The “cluster” sample is from the EAGLE 100 Mpc box, and does not include the acceleration term, although it would certainly help to follow it to find the missing support.  I chose 9 of the 12 most massive halos that looked the best in these plots, because some of the most massive FOF groups tend to be unrelaxed since the largest scale power fluctuations preferentially sample late assembling halos.  The streaming terms (and likely the prospective acceleration terms that likely mirrors the thermal term) are smaller on average than the group halos, because an individual satellite cannot make such a large disruption to the overall dynamical balance of the halo. 

Cluster Halos decomposed into Euler terms.

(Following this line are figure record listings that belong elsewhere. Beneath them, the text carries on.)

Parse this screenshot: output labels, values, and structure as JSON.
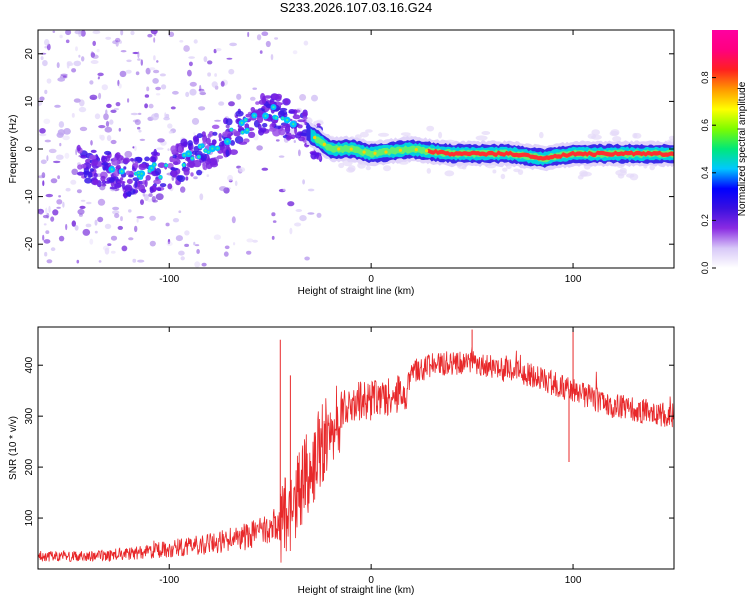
{
  "title": "S233.2026.107.03.16.G24",
  "chart_data": [
    {
      "type": "heatmap",
      "title": "S233.2026.107.03.16.G24",
      "xlabel": "Height of straight line (km)",
      "ylabel": "Frequency (Hz)",
      "xlim": [
        -165,
        150
      ],
      "ylim": [
        -25,
        25
      ],
      "x_ticks": [
        -100,
        0,
        100
      ],
      "y_ticks": [
        -20,
        -10,
        0,
        10,
        20
      ],
      "colorbar": {
        "label": "Normalized spectral amplitude",
        "range": [
          0,
          1
        ],
        "ticks": [
          0.0,
          0.2,
          0.4,
          0.6,
          0.8
        ],
        "colors": [
          "#ffffff",
          "#d8c8f8",
          "#8a2be2",
          "#3a10e0",
          "#0000ff",
          "#00c8ff",
          "#00e87a",
          "#7cfc00",
          "#ffff00",
          "#ff9900",
          "#ff2020",
          "#ff0080",
          "#ff00a0"
        ]
      },
      "ridge": [
        [
          -165,
          0
        ],
        [
          -140,
          -3
        ],
        [
          -120,
          -6
        ],
        [
          -100,
          -4
        ],
        [
          -80,
          0
        ],
        [
          -65,
          4
        ],
        [
          -50,
          8
        ],
        [
          -40,
          6
        ],
        [
          -30,
          3
        ],
        [
          -20,
          0
        ],
        [
          -10,
          0
        ],
        [
          0,
          -1
        ],
        [
          20,
          0
        ],
        [
          40,
          -1
        ],
        [
          70,
          -1
        ],
        [
          85,
          -2
        ],
        [
          100,
          -1
        ],
        [
          150,
          -1
        ]
      ]
    },
    {
      "type": "line",
      "xlabel": "Height of straight line (km)",
      "ylabel": "SNR (10 * v/v)",
      "xlim": [
        -165,
        150
      ],
      "ylim": [
        0,
        475
      ],
      "x_ticks": [
        -100,
        0,
        100
      ],
      "y_ticks": [
        100,
        200,
        300,
        400
      ],
      "color": "#e8282a",
      "series": [
        {
          "name": "SNR",
          "x": [
            -165,
            -140,
            -120,
            -100,
            -80,
            -60,
            -50,
            -40,
            -35,
            -30,
            -25,
            -20,
            -15,
            -10,
            -5,
            0,
            10,
            18,
            20,
            30,
            40,
            50,
            60,
            80,
            100,
            120,
            150
          ],
          "values": [
            25,
            25,
            30,
            40,
            50,
            65,
            80,
            110,
            160,
            200,
            240,
            290,
            310,
            325,
            330,
            330,
            340,
            350,
            385,
            400,
            405,
            405,
            395,
            380,
            350,
            320,
            300
          ]
        }
      ],
      "spikes": [
        [
          -45,
          450
        ],
        [
          -40,
          380
        ],
        [
          100,
          470
        ],
        [
          98,
          210
        ],
        [
          50,
          470
        ]
      ]
    }
  ]
}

This method decomposing support terms of the CGM could be helpful for understanding the dynamics of various individual simulated halos.   Hopefully other simulation groups find this useful and can apply this to their halos.   Outputting acceleration, and even better breaking it down into various components (gravitational vs. hydrodynamical), is highly recommended.  There are many interesting trends between halo mass bins when you perform this on >10,000 halos in a large simulation volume like EAGLE as below, and I wonder if the acceleration support term would reduce many of the departures from one of the sum of support terms.

L100 Halos decomposed into Euler terms and median binned.

I also talk confidently in the paper about the results of a small sample of halos shown in Figures 2-5 being widely applicable to halos in general, so I did make these plots (in non-presentable versions) for the EAGLE 100 Mpc box as a check. 

L100 Halos in terms of velocities and gas fractions.

L100 Halos in terms of energies and angular momentum spin parameters.


Visualizations from EAGLE zooms to highlight key behaviors

Below are several visualizations created from non-equilibrium zooms that I ran at low redshift.  Many other movies have been created, but these are the ones that best show the behaviors highlighted in the paper.  Two visualizations show the same halo, first in Hydrogen and O VI, and secondly then in O VII, which traces the temperature of the inner CGM and clearly indicates net rotation of gas.  The final visualization shows AGN-driven shocks in a group halo in various filters including density, temperature, oxygen, O VI, and O VIII.  

SpinningLstarHalo

Spinning halo around a L* galaxy.  

o7spinninghalo

Spinning O VII halo around a L* galaxy.